Para Popcak é algo muito sério que a maioria dos esposos católicos não assuma que deve esperar algo do seu cônjuge relativo aos compromissos espirituais mutuamente adquiridos como orar juntos ou compartilhar a fé.

Muitas vezes ouve muitas vezes esposas e esposos que dizem: “Não posso obrigar meu cônjuge a orar”. E refere que certamente não se trata de forçar ninguém a fazer nada; trata-se de convidar permanentemente ao casal a ser fieis às promessas realizadas no altar com a expectativa de que, pelo menos, por respeito ao seu esposo(a), compartilhem um momento de oração significativo. Não fazê-lo seria consentir abertamente a “infidelidade espiritual”.

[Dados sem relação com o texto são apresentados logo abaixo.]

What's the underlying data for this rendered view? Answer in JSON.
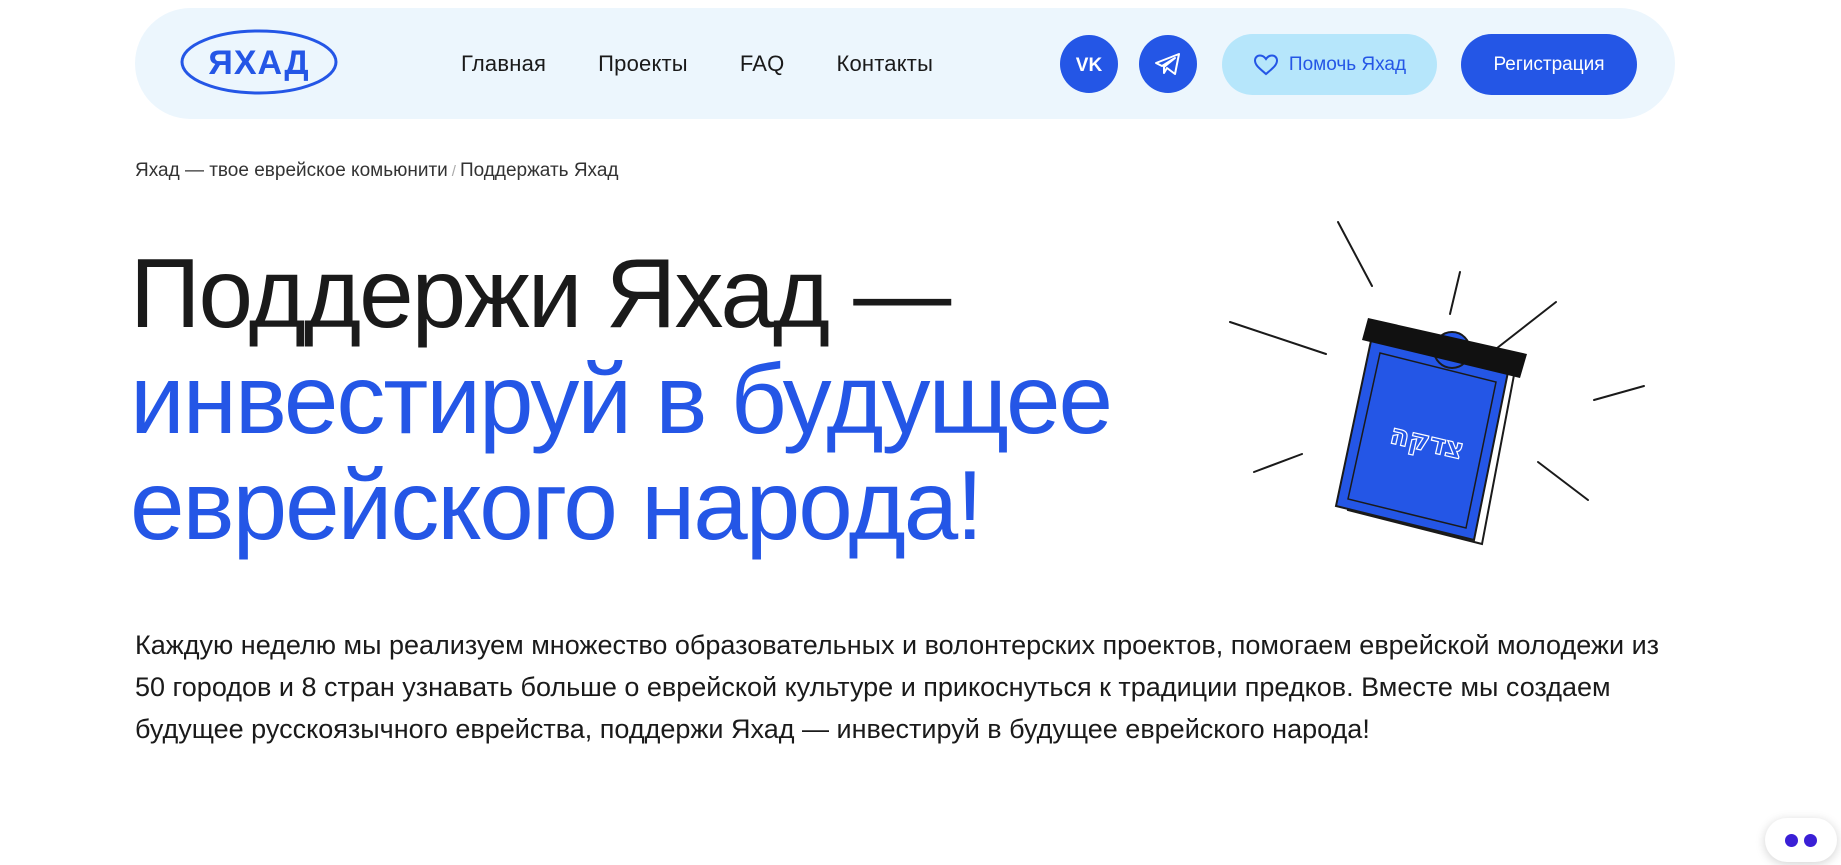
{
  "header": {
    "logo_text": "ЯХАД",
    "nav": [
      "Главная",
      "Проекты",
      "FAQ",
      "Контакты"
    ],
    "social_icons": [
      "vk-icon",
      "telegram-icon"
    ],
    "help_button": "Помочь Яхад",
    "register_button": "Регистрация"
  },
  "breadcrumb": {
    "home": "Яхад — твое еврейское комьюнити",
    "separator": "/",
    "current": "Поддержать Яхад"
  },
  "hero": {
    "title_line1": "Поддержи Яхад —",
    "title_line2": "инвестируй в будущее",
    "title_line3": "еврейского народа!",
    "text": "Каждую неделю мы реализуем множество образовательных и волонтерских проектов, помогаем еврейской молодежи из 50 городов и 8 стран узнавать больше о еврейской культуре и прикоснуться к традиции предков. Вместе мы создаем будущее русскоязычного еврейства, поддержи Яхад — инвестируй в будущее еврейского народа!",
    "box_label": "צדקה"
  },
  "colors": {
    "brand_blue": "#2456e6",
    "header_bg": "#ecf6fd",
    "help_bg": "#b6e6fb"
  }
}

Com efeito, no capítulo VI da Exortação Apostólica Amoris Laetitia, que sintetiza os principais desafios pastorais derivados dos debates do caminho sinodal, dentre eles o acompanhamento dos casais nos primeiros anos de sua vida matrimonial, Papa Francisco salienta que “É preciso sublinhar a importância da espiritualidade familiar, da oração e da participação na Eucaristia dominical e animar os cônjuges a reunirem-se regularmente para promoverem o crescimento da vida espiritual e a solidariedade nas exigências concretas da vida. Liturgias, práticas devocionais e Eucaristias celebradas para as famílias, sobretudo no aniversário de matrimônio, foram citadas como vitais para favorecer a evangelização através da família.”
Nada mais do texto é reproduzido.